Ia mengobarkan perang soya–soya (perang pembebasan negeri), beberapa wilayah yang ditempai Portugis digempur. Sebagain kapal berlayar meninggalkan Ternate menuju Ambon. Mendengar kabar tersebut, Babullah segera mengirimkan 5 (lima) kora-kora berkekuatan 500 prajurit menuju Ambon di bawa Kapita Kalakinko, paman—nya sendiri.
Tahun 1671, Babullah menyusun strategi untuk melumpuhkan kekuatan Portugis di Hitu dan Ambon, dengan mengirimkan satu armada di bawah pimpinan Kapita Rubohongi. Misi itu berhasil merebut Hitu Selatan. Armada yang dipimpin oleh Rubohongi, berhasil menguasai Hitu, Buru, Seram, dan sebagian teluk Tomini.
Baabullah semasa perang melawan Portugis mendapat dukungan dan suplai pasukan dari berbagai pualu dengan jumlah yang variasi dan secara keseluruhan mencapai 128.550 orang/prajurit yang siap berperang dan mati di jalan Allah.
Semasa Bababullah memimpin perang terhadap Portugis bernilai unsur Islam yang sangat menonjol. Laporan para Jesuit saat itu, yakin betul bahwa sejumlah besar haji (ulama) tiba di Maluku berasal dari Mekah, Aceh dan Malaya, mereka membawa hak-hak istimewa dan hukum-hukum Islam.
Keperkasaan dan semangat yang hebat dari Sultan Babullah, perang besar antara Ternate dan kerajaan Islam lainnnya melawan Portugis dianggapnya sebagai perang jihad. Oleh karena itu, Sultan Babullah diangkat sebagai Khalifah Imperium Islam Nusantara oleh Sidang Majelis Raja-Raja yang bersekutu dengan Ternate.
Umat Islam di Maluku mengutuk keras penghianatan dan pembunuhan secara keji terhadap sultan Khairun. Meskipun demikiam, sebagai patriot sultan Babullah—pun memberi ultimatum agar orang Portugis yang berada di dalam benteng menyerah dan diperbolehkan meninggalkan Ternate.
Babullah telah menunjukan sikap patriot dan sifat kemanusiaan dan toleransi. Sikap toleransi Babullah terbukti, ketika di dengarnya penderitaan orang-orang Portugis yang ada di dalam benteng, ia pun mengeluarkan ultimatum, bahwa: 1) Portugis harus menyerah dalam waktu satu hari (24 jam) dengan membawa harta benda dan diperlakukan secara adil dan 2) Mereka yang telah beristrikan pribumi Ternate diperbolehkan tetap tinggal dengan syarat dijadikan kawula kerajaan.
Akhirnya pada tanggal 27 Desember 1575 Gubernur de Lacerda mengibarkan bendera putih tanda menyerah kepada sultan Babullah dan benteng Nostra Senora del Rosario jatuh.

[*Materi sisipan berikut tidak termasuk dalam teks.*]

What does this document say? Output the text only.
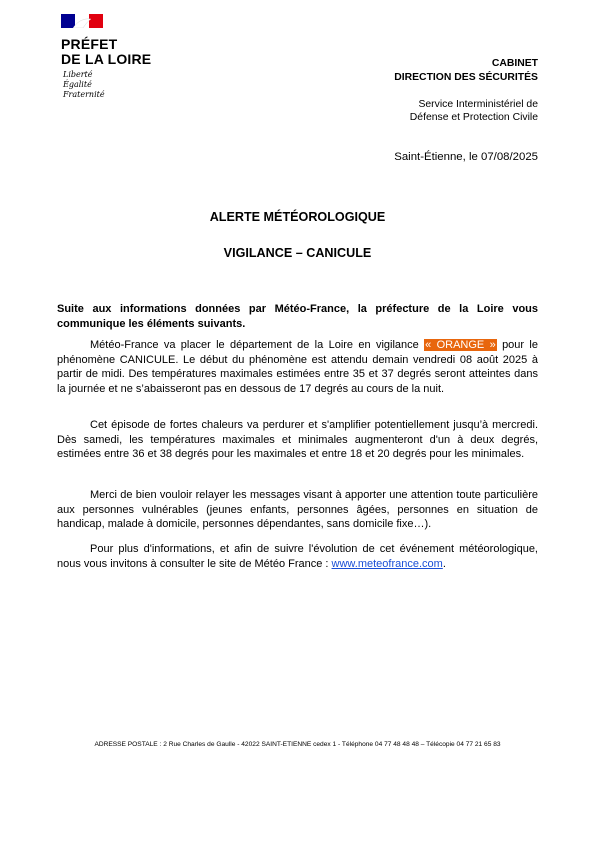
PRÉFET
DE LA LOIRE
Liberté
Égalité
Fraternité
CABINET
DIRECTION DES SÉCURITÉS
Service Interministériel de
Défense et Protection Civile
Saint-Étienne, le 07/08/2025
ALERTE MÉTÉOROLOGIQUE
VIGILANCE – CANICULE
Suite aux informations données par Météo-France, la préfecture de la Loire vous communique les éléments suivants.
Météo-France va placer le département de la Loire en vigilance « ORANGE » pour le phénomène CANICULE. Le début du phénomène est attendu demain vendredi 08 août 2025 à partir de midi. Des températures maximales estimées entre 35 et 37 degrés seront atteintes dans la journée et ne s’abaisseront pas en dessous de 17 degrés au cours de la nuit.
Cet épisode de fortes chaleurs va perdurer et s'amplifier potentiellement jusqu’à mercredi. Dès samedi, les températures maximales et minimales augmenteront d'un à deux degrés, estimées entre 36 et 38 degrés pour les maximales et entre 18 et 20 degrés pour les minimales.
Merci de bien vouloir relayer les messages visant à apporter une attention toute particulière aux personnes vulnérables (jeunes enfants, personnes âgées, personnes en situation de handicap, malade à domicile, personnes dépendantes, sans domicile fixe…).
Pour plus d'informations, et afin de suivre l'évolution de cet événement météorologique, nous vous invitons à consulter le site de Météo France : www.meteofrance.com.
ADRESSE POSTALE : 2 Rue Charles de Gaulle - 42022 SAINT-ETIENNE cedex 1 - Téléphone 04 77 48 48 48 – Télécopie 04 77 21 65 83
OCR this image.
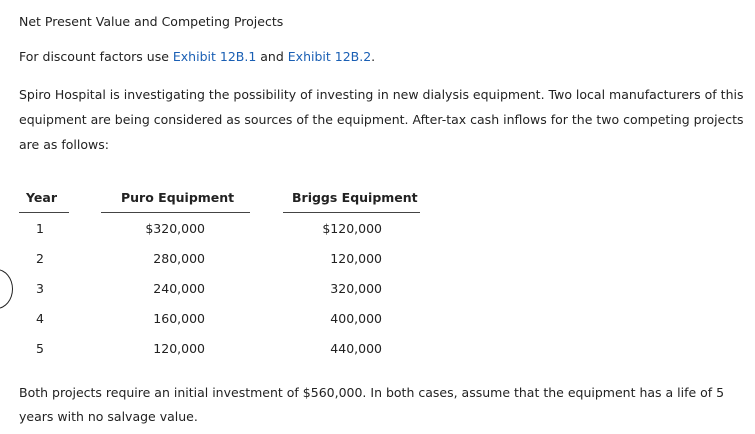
Net Present Value and Competing Projects
For discount factors use Exhibit 12B.1 and Exhibit 12B.2.
Spiro Hospital is investigating the possibility of investing in new dialysis equipment. Two local manufacturers of this equipment are being considered as sources of the equipment. After-tax cash inflows for the two competing projects are as follows:
Year	Puro Equipment	Briggs Equipment
1	$320,000	$120,000
2	280,000	120,000
3	240,000	320,000
4	160,000	400,000
5	120,000	440,000
Both projects require an initial investment of $560,000. In both cases, assume that the equipment has a life of 5 years with no salvage value.
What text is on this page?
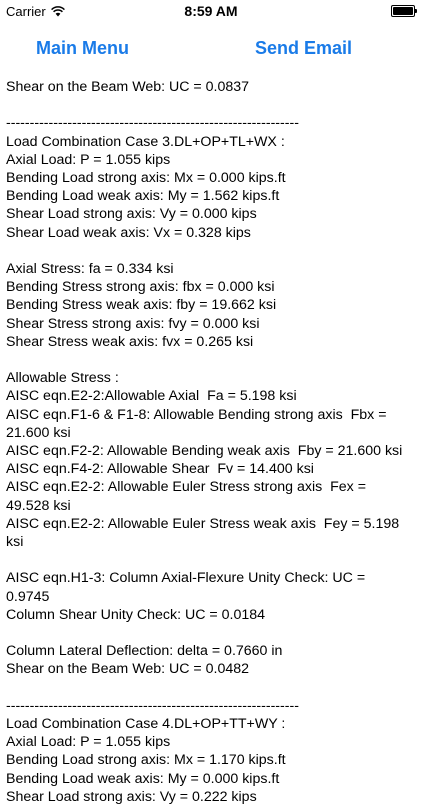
Carrier	8:59 AM
Main Menu	Send Email
Shear on the Beam Web: UC = 0.0837
--------------------------------------------------------------
Load Combination Case 3.DL+OP+TL+WX :
Axial Load: P = 1.055 kips
Bending Load strong axis: Mx = 0.000 kips.ft
Bending Load weak axis: My = 1.562 kips.ft
Shear Load strong axis: Vy = 0.000 kips
Shear Load weak axis: Vx = 0.328 kips
Axial Stress: fa = 0.334 ksi
Bending Stress strong axis: fbx = 0.000 ksi
Bending Stress weak axis: fby = 19.662 ksi
Shear Stress strong axis: fvy = 0.000 ksi
Shear Stress weak axis: fvx = 0.265 ksi
Allowable Stress :
AISC eqn.E2-2:Allowable Axial  Fa = 5.198 ksi
AISC eqn.F1-6 & F1-8: Allowable Bending strong axis  Fbx =
21.600 ksi
AISC eqn.F2-2: Allowable Bending weak axis  Fby = 21.600 ksi
AISC eqn.F4-2: Allowable Shear  Fv = 14.400 ksi
AISC eqn.E2-2: Allowable Euler Stress strong axis  Fex =
49.528 ksi
AISC eqn.E2-2: Allowable Euler Stress weak axis  Fey = 5.198
ksi
AISC eqn.H1-3: Column Axial-Flexure Unity Check: UC =
0.9745
Column Shear Unity Check: UC = 0.0184
Column Lateral Deflection: delta = 0.7660 in
Shear on the Beam Web: UC = 0.0482
--------------------------------------------------------------
Load Combination Case 4.DL+OP+TT+WY :
Axial Load: P = 1.055 kips
Bending Load strong axis: Mx = 1.170 kips.ft
Bending Load weak axis: My = 0.000 kips.ft
Shear Load strong axis: Vy = 0.222 kips
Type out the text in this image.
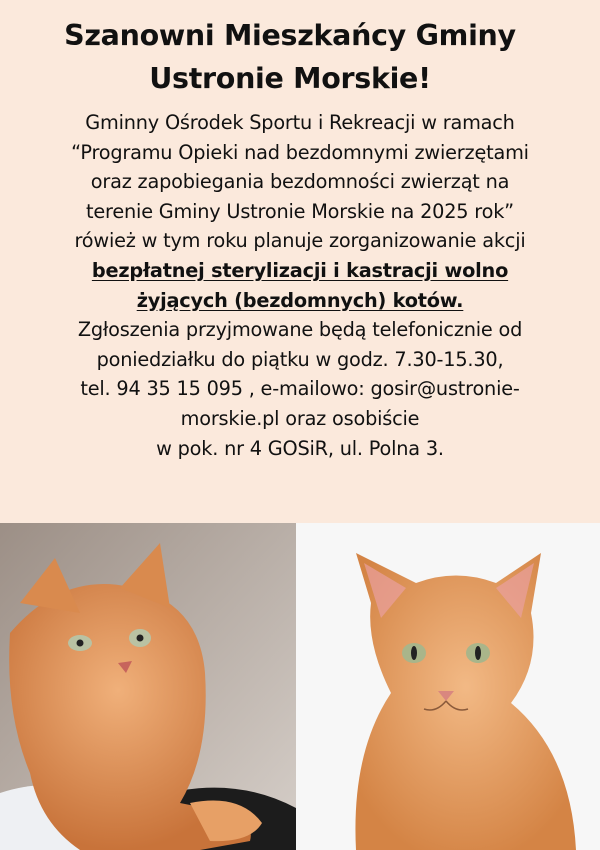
Szanowni Mieszkańcy Gminy
Ustronie Morskie!
Gminny Ośrodek Sportu i Rekreacji w ramach
“Programu Opieki nad bezdomnymi zwierzętami
oraz zapobiegania bezdomności zwierząt na
terenie Gminy Ustronie Morskie na 2025 rok”
rówież w tym roku planuje zorganizowanie akcji
bezpłatnej sterylizacji i kastracji wolno
żyjących (bezdomnych) kotów.
Zgłoszenia przyjmowane będą telefonicznie od
poniedziałku do piątku w godz. 7.30-15.30,
tel. 94 35 15 095 , e-mailowo: gosir@ustronie-
morskie.pl oraz osobiście
w pok. nr 4 GOSiR, ul. Polna 3.
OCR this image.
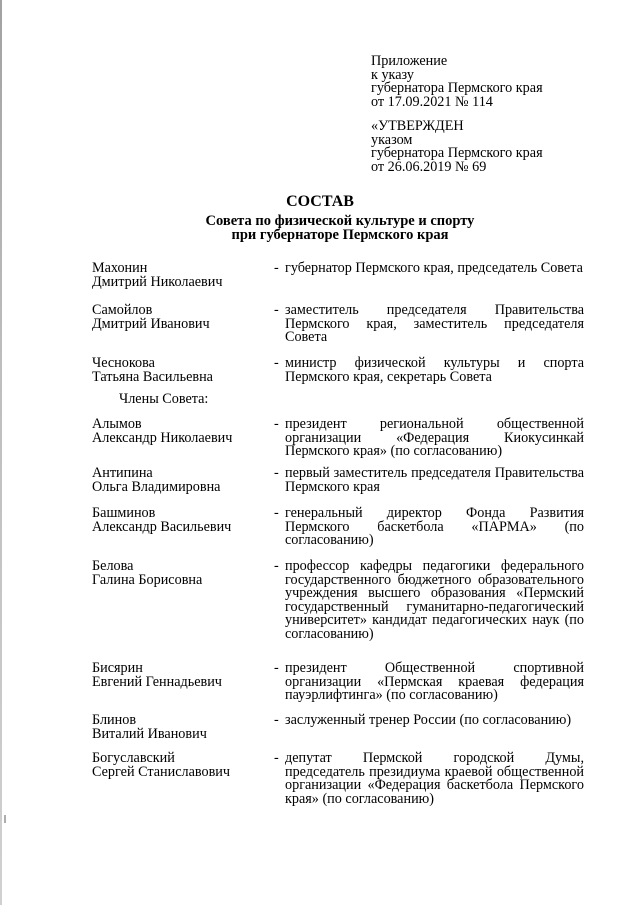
Приложение
к указу
губернатора Пермского края
от 17.09.2021 № 114
«УТВЕРЖДЕН
указом
губернатора Пермского края
от 26.06.2019 № 69
СОСТАВ
Совета по физической культуре и спорту
при губернаторе Пермского края
Махонин
Дмитрий Николаевич
- губернатор Пермского края, председатель Совета
Самойлов
Дмитрий Иванович
- заместитель председателя Правительства Пермского края, заместитель председателя Совета
Чеснокова
Татьяна Васильевна
- министр физической культуры и спорта Пермского края, секретарь Совета
Члены Совета:
Алымов
Александр Николаевич
- президент региональной общественной организации «Федерация Киокусинкай Пермского края» (по согласованию)
Антипина
Ольга Владимировна
- первый заместитель председателя Правительства Пермского края
Башминов
Александр Васильевич
- генеральный директор Фонда Развития Пермского баскетбола «ПАРМА» (по согласованию)
Белова
Галина Борисовна
- профессор кафедры педагогики федерального государственного бюджетного образовательного учреждения высшего образования «Пермский государственный гуманитарно-педагогический университет» кандидат педагогических наук (по согласованию)
Бисярин
Евгений Геннадьевич
- президент Общественной спортивной организации «Пермская краевая федерация пауэрлифтинга» (по согласованию)
Блинов
Виталий Иванович
- заслуженный тренер России (по согласованию)
Богуславский
Сергей Станиславович
- депутат Пермской городской Думы, председатель президиума краевой общественной организации «Федерация баскетбола Пермского края» (по согласованию)
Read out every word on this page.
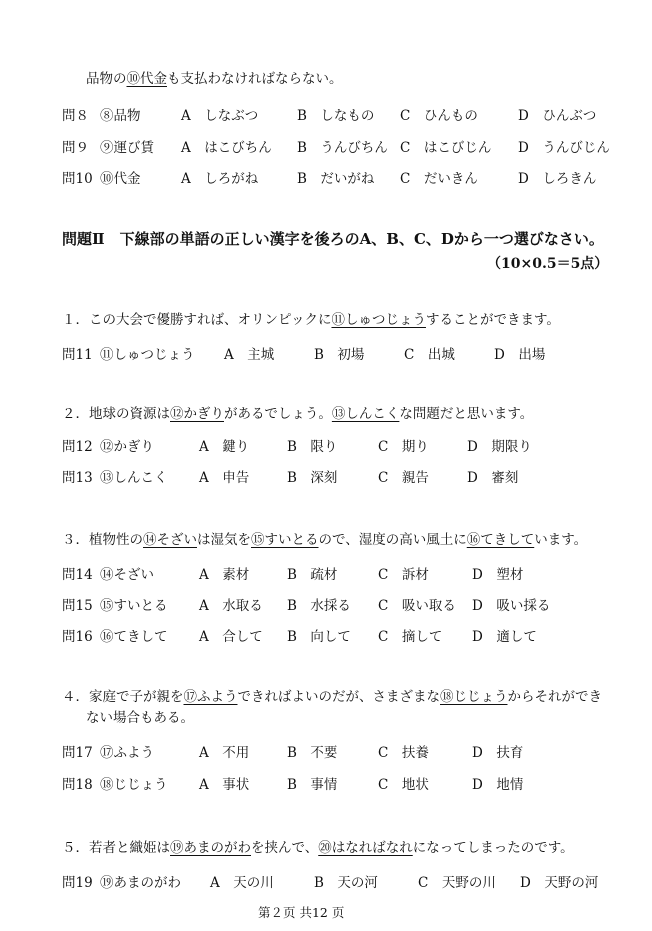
品物の⑩代金も支払わなければならない。
問８ ⑧品物	A　しなぶつ	B　しなもの C　ひんもの	D　ひんぶつ
問９ ⑨運び賃 A　はこびちん B　うんびちん C　はこびじん D　うんびじん
問10 ⑩代金	A　しろがね	B　だいがね C　だいきん	D　しろきん
問題Ⅱ　下線部の単語の正しい漢字を後ろのA、B、C、Dから一つ選びなさい。
（10×0.5＝5点）
１．この大会で優勝すれば、オリンピックに⑪しゅつじょうすることができます。
問11 ⑪しゅつじょう A　主城	B　初場	C　出城	D　出場
２．地球の資源は⑫かぎりがあるでしょう。⑬しんこくな問題だと思います。
問12 ⑫かぎり	A　鍵り	B　限り	C　期り	D　期限り
問13 ⑬しんこく A　申告	B　深刻	C　親告	D　審刻
３．植物性の⑭そざいは湿気を⑮すいとるので、湿度の高い風土に⑯てきしています。
問14 ⑭そざい	A　素材	B　疏材	C　訴材	D　塑材
問15 ⑮すいとる A　水取る B　水採る C　吸い取る D　吸い採る
問16 ⑯てきして A　合して B　向して C　摘して D　適して
４．家庭で子が親を⑰ふようできればよいのだが、さまざまな⑱じじょうからそれができ
ない場合もある。
問17 ⑰ふよう	A　不用	B　不要	C　扶養	D　扶育
問18 ⑱じじょう A　事状	B　事情	C　地状	D　地情
５．若者と織姫は⑲あまのがわを挟んで、⑳はなればなれになってしまったのです。
問19 ⑲あまのがわ A　天の川	B　天の河	C　天野の川 D　天野の河
第２页 共12 页
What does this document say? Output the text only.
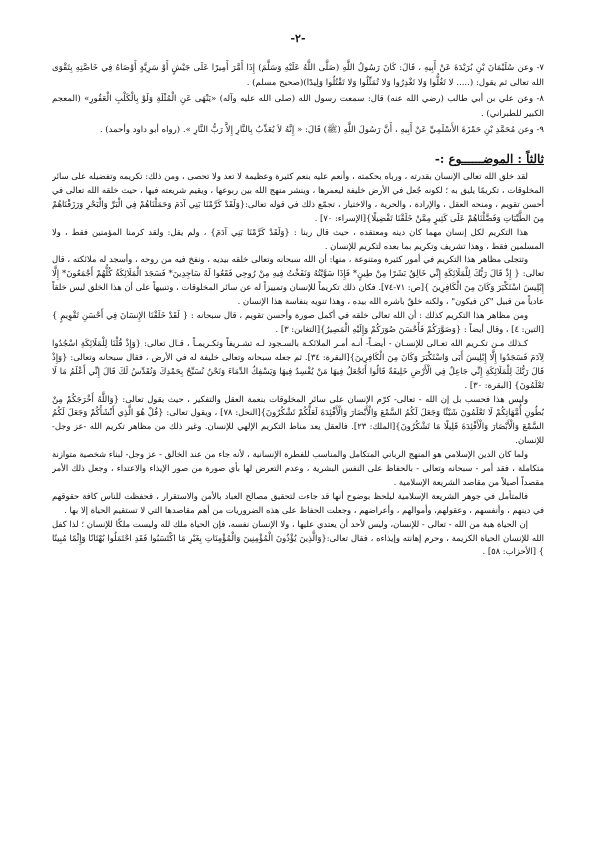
-٢-

٧- وعن سُلَيْمَانَ بْنِ بُرَيْدَةَ عَنْ أَبِيهِ ، قَالَ: كَانَ رَسُولُ اللَّهِ (صَلَّى اللَّهُ عَلَيْهِ وَسَلَّمَ) إِذَا أَمَّرَ أَمِيرًا عَلَى جَيْشٍ أَوْ سَرِيَّةٍ أَوْصَاهُ فِي خَاصَّتِهِ بِتَقْوَى الله تعالى ثم يقول: (..... لا تَغُلُّوا وَلا تَغْدِرُوا وَلا تُمَثِّلُوا وَلا تَقْتُلُوا وَلِيدًا)(صحيح مسلم) .

٨- وعن علي بن أبي طالب (رضي الله عنه) قال: سمعت رسول الله (صلى الله عليه وآله) «يَنْهَى عَنِ الْمُثْلَةِ وَلَوْ بِالْكَلْبِ الْعَقُورِ» (المعجم الكبير للطبراني) .

٩- وعن مُحَمَّدِ بْنِ حَمْزَةَ الأَسْلَمِيِّ عَنْ أَبِيهِ ، أَنَّ رَسُولَ اللَّهِ (ﷺ) قَالَ: « إِنَّهُ لاَ يُعَذِّبُ بِالنَّارِ إِلاَّ رَبُّ النَّارِ ». (رواه أبو داود وأحمد) .

ثالثاً : الموضــــــوع :-

لقد خلق الله تعالى الإنسان بقدرته ، ورباه بحكمته ، وأنعم عليه بنعم كثيرة وعظيمة لا تعد ولا تحصى ، ومن ذلك: تكريمه وتفضيله على سائر المخلوقات ، تكريمًا يليق به ؛ لكونه جُعل في الأرض خليفة ليعمرها ، وينشر منهج الله بين ربوعها ، ويقيم شريعته فيها ، حيث خلقه الله تعالى في أحسن تقويم ، ومنحه العقل ، والإرادة ، والحرية ، والاختيار ، تجمّع ذلك في قوله تعالى:{وَلَقَدْ كَرَّمْنَا بَنِي آدَمَ وَحَمَلْنَاهُمْ فِي الْبَرِّ وَالْبَحْرِ وَرَزَقْنَاهُمْ مِنَ الطَّيِّبَاتِ وَفَضَّلْنَاهُمْ عَلَى كَثِيرٍ مِمَّنْ خَلَقْنَا تَفْضِيلًا}[الإسراء: ٧٠] .

هذا التكريم لكل إنسان مهما كان دينه ومعتقده ، حيث قال ربنا : {وَلَقَدْ كَرَّمْنَا بَنِي آدَمَ} ، ولم يقل: ولقد كرمنا المؤمنين فقط ، ولا المسلمين فقط ، وهذا تشريف وتكريم بما بعده لتكريم للإنسان .

وتتجلى مظاهر هذا التكريم في أمور كثيرة ومتنوعة ، منها: أن الله سبحانه وتعالى خلقه بيديه ، ونفخ فيه من روحه ، وأسجد له ملائكته ، قال تعالى: { إِذْ قَالَ رَبُّكَ لِلْمَلَائِكَةِ إِنِّي خَالِقٌ بَشَرًا مِنْ طِينٍ* فَإِذَا سَوَّيْتُهُ وَنَفَخْتُ فِيهِ مِنْ رُوحِي فَقَعُوا لَهُ سَاجِدِينَ* فَسَجَدَ الْمَلَائِكَةُ كُلُّهُمْ أَجْمَعُونَ* إِلَّا إِبْلِيسَ اسْتَكْبَرَ وَكَانَ مِنَ الْكَافِرِينَ }[ص: ٧١-٧٤]. فكان ذلك تكريماً للإنسان وتمييزاً له عن سائر المخلوقات ، وتنبيهاً على أن هذا الخلق ليس خلقاً عادياً من قبيل "كن فيكون" ، ولكنه خلقٌ باشره الله بيده ، وهذا تنويه بنفاسة هذا الإنسان .

ومن مظاهر هذا التكريم كذلك : أن الله تعالى خلقه في أكمل صورة وأحسن تقويم ، قال سبحانه : { لَقَدْ خَلَقْنَا الإِنسَانَ فِي أَحْسَنِ تَقْوِيمٍ }[التين: ٤] ، وقال أيضاً : {وَصَوَّرَكُمْ فَأَحْسَنَ صُوَرَكُمْ وَإِلَيْهِ الْمَصِيرُ}[التغابن: ٣] .

كـذلك مـن تكـريم الله تعـالى للإنسـان - أيضـاً- أنـه أمـر الملائكـة بالسـجود لـه تشـريفاً وتكـريمـاً ، قـال تعالى: {وَإِذْ قُلْنَا لِلْمَلَائِكَةِ اسْجُدُوا لِآدَمَ فَسَجَدُوا إِلَّا إِبْلِيسَ أَبَى وَاسْتَكْبَرَ وَكَانَ مِنَ الْكَافِرِينَ}[البقرة: ٣٤]. ثم جعله سبحانه وتعالى خليفة له في الأرض ، فقال سبحانه وتعالى: {وَإِذْ قَالَ رَبُّكَ لِلْمَلَائِكَةِ إِنِّي جَاعِلٌ فِي الْأَرْضِ خَلِيفَةً قَالُوا أَتَجْعَلُ فِيهَا مَنْ يُفْسِدُ فِيهَا وَيَسْفِكُ الدِّمَاءَ وَنَحْنُ نُسَبِّحُ بِحَمْدِكَ وَنُقَدِّسُ لَكَ قَالَ إِنِّي أَعْلَمُ مَا لَا تَعْلَمُونَ} [البقرة: ٣٠] .

وليس هذا فحسب بل إن الله - تعالى- كرّم الإنسان على سائر المخلوقات بنعمة العقل والتفكير ، حيث يقول تعالى: {وَاللَّهُ أَخْرَجَكُمْ مِنْ بُطُونِ أُمَّهَاتِكُمْ لَا تَعْلَمُونَ شَيْئًا وَجَعَلَ لَكُمُ السَّمْعَ وَالْأَبْصَارَ وَالْأَفْئِدَةَ لَعَلَّكُمْ تَشْكُرُونَ}[النحل: ٧٨] ، ويقول تعالى: {قُلْ هُوَ الَّذِي أَنْشَأَكُمْ وَجَعَلَ لَكُمُ السَّمْعَ وَالْأَبْصَارَ وَالْأَفْئِدَةَ قَلِيلًا مَا تَشْكُرُونَ}[الملك: ٢٣]. فالعقل يعد مناط التكريم الإلهي للإنسان. وغير ذلك من مظاهر تكريم الله -عز وجل- للإنسان.

ولما كان الدين الإسلامي هو المنهج الرباني المتكامل والمناسب للفطرة الإنسانية ، لأنه جاء من عند الخالق - عز وجل- لبناء شخصية متوازنة متكاملة ، فقد أمر - سبحانه وتعالى - بالحفاظ على النفس البشرية ، وعدم التعرض لها بأي صورة من صور الإيذاء والاعتداء ، وجعل ذلك الأمر مقصداً أصيلاً من مقاصد الشريعة الإسلامية .

فالمتأمل في جوهر الشريعة الإسلامية ليلحظ بوضوح أنها قد جاءت لتحقيق مصالح العباد بالأمن والاستقرار ، فحفظت للناس كافة حقوقهم في دينهم ، وأنفسهم ، وعقولهم، وأموالهم ، وأعراضهم ، وجعلت الحفاظ على هذه الضروريات من أهم مقاصدها التي لا تستقيم الحياة إلا بها .

إن الحياة هبة من الله - تعالى - للإنسان، وليس لأحد أن يعتدي عليها ، ولا الإنسان نفسه، فإن الحياة ملك لله وليست ملكًا للإنسان ؛ لذا كفل الله للإنسان الحياة الكريمة ، وحرم إهانته وإيذاءه ، فقال تعالى:{وَالَّذِينَ يُؤْذُونَ الْمُؤْمِنِينَ وَالْمُؤْمِنَاتِ بِغَيْرِ مَا اكْتَسَبُوا فَقَدِ احْتَمَلُوا بُهْتَانًا وَإِثْمًا مُبِينًا } [الأحزاب: ٥٨] .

Pasukan Portugis meninggalkan pulau rempah-rempah tersebut menuju ke ujung pulau Timor.
Dibawah pimpinan Sultan Babullah, Ternate mencapai puncak kejayaan, wilayah kekuasaan dan pengaruhnya membentang dari Sulawesi Utara, Tengah dan Timur di anggota barat sampai kepulauan Marshall dibagian timur, dari Filipina (Selatan) di anggota utara sampai sejauh kepulauan Kai dan Nusa Tenggara di bagian selatan. Sultan Babullah dijuluki Francis Drake, penguasa dari 100 pulau.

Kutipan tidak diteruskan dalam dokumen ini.